According to Subedi, the government filed 10 cases against people involved in hundi in the last fiscal year, while 18 cases have been filed against them in the current fiscal year.
Also speaking at the meeting, Minister for Labor and Employment, Farmulha Mansur, said that the ministry was bringing a rule that require overseas job aspirants to have two bank accounts before flying abroad. “They can directly transfer their money for saving purpose in one account, while the other account will be opened on their family member's name could be used to transfer money for household expenses. This mandatory provision will help in increasing the use of formal channel,” Mansur added.
Acting Governor of Nepal Rastra Bank (NRB), Chintamani Shiwakoti, told the meeting that workers mostly from India, South Korea and UAE have been using informal channels to remit their money home.
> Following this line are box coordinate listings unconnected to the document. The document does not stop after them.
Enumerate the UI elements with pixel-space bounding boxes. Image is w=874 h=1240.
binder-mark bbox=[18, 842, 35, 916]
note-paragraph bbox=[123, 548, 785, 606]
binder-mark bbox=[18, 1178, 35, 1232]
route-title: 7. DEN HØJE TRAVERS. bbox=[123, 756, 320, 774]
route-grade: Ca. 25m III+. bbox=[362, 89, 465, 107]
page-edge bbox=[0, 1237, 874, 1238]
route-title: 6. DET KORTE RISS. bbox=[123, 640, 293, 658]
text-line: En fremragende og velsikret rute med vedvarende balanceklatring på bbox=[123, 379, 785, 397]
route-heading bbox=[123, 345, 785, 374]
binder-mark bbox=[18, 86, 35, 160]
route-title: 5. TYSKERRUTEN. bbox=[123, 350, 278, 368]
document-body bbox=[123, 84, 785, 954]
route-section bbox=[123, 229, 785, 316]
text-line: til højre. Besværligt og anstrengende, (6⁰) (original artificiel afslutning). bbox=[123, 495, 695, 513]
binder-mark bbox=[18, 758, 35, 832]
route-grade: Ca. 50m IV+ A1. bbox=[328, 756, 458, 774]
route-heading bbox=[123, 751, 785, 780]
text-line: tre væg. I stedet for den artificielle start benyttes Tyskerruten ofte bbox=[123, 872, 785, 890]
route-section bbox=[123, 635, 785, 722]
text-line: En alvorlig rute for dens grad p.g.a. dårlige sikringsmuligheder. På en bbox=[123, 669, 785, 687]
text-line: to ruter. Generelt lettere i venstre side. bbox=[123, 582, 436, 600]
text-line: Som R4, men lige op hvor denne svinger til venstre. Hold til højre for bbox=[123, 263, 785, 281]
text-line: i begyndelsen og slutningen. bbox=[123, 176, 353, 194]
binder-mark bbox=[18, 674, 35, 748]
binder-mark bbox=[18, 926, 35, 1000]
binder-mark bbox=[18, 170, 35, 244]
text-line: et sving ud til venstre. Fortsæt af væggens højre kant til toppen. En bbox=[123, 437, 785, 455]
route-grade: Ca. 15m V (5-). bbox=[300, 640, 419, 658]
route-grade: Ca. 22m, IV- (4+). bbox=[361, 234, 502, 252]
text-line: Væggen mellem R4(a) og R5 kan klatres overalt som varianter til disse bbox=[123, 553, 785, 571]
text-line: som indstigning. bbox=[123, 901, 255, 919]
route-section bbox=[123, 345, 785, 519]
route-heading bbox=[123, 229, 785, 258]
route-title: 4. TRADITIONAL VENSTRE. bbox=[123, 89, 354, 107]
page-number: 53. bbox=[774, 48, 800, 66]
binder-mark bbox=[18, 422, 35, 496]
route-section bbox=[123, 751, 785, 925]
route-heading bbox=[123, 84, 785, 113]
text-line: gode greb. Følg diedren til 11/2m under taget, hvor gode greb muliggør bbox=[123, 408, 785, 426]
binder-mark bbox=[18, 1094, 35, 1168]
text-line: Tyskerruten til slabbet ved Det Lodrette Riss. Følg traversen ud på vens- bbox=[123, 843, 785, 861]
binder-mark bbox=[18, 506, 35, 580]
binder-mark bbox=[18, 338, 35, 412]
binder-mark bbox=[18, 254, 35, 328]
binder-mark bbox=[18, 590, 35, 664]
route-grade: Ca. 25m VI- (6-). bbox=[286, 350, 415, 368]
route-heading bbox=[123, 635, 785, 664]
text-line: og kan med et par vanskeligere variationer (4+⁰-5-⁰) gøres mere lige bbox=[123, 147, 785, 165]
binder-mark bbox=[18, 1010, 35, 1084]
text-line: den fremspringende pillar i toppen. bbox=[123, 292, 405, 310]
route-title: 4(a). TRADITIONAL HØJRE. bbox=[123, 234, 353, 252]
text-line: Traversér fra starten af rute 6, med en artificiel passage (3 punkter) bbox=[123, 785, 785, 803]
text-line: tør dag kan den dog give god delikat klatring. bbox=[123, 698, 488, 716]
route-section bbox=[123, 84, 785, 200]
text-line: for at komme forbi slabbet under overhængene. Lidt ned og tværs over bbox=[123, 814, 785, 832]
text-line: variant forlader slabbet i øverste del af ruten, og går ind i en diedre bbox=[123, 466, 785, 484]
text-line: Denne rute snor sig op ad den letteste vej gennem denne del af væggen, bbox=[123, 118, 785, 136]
Other members of the Finance Committee urged the government to bring both incentivizing and mandatory measures for workers to use formal channel for repatriating their earnings to the home country.
Members of the parliament have also expressed their worries over slowdown in remittance growth rate in recent years. They say that the government should be serious about finding a solution before the situation becomes serious.
The drop in the number of outbound workers, turmoil in Gulf countries and lack of new destinations for foreign employment could pose a threat to the economy, they say.
“Remittance growth is falling due to drop in outbound workers and turmoil in Gulf countries. Worse still, we have not even made any preparation to find another destination as an alternative,” Finance Committee Member Panday said.
According to the central bank's data, remittances flow increased by only 5.2 percent to Rs 566.97 billion in the first 10 months of the current fiscal year compared to a growth of 10.2 percent in the corresponding period of the previous fiscal year.“If situation worsens further and remittance flow continues to plunge, our foreign exchange reserve and balance of payment positions might be hit. It could create a situation when we have to take loans from the International Monetary Fund (IMF),” Panday, who is also a former finance minister, said.
Remittance is one of the main sources that has kept foreign exchange reserve and balance of payment in a surplus situation.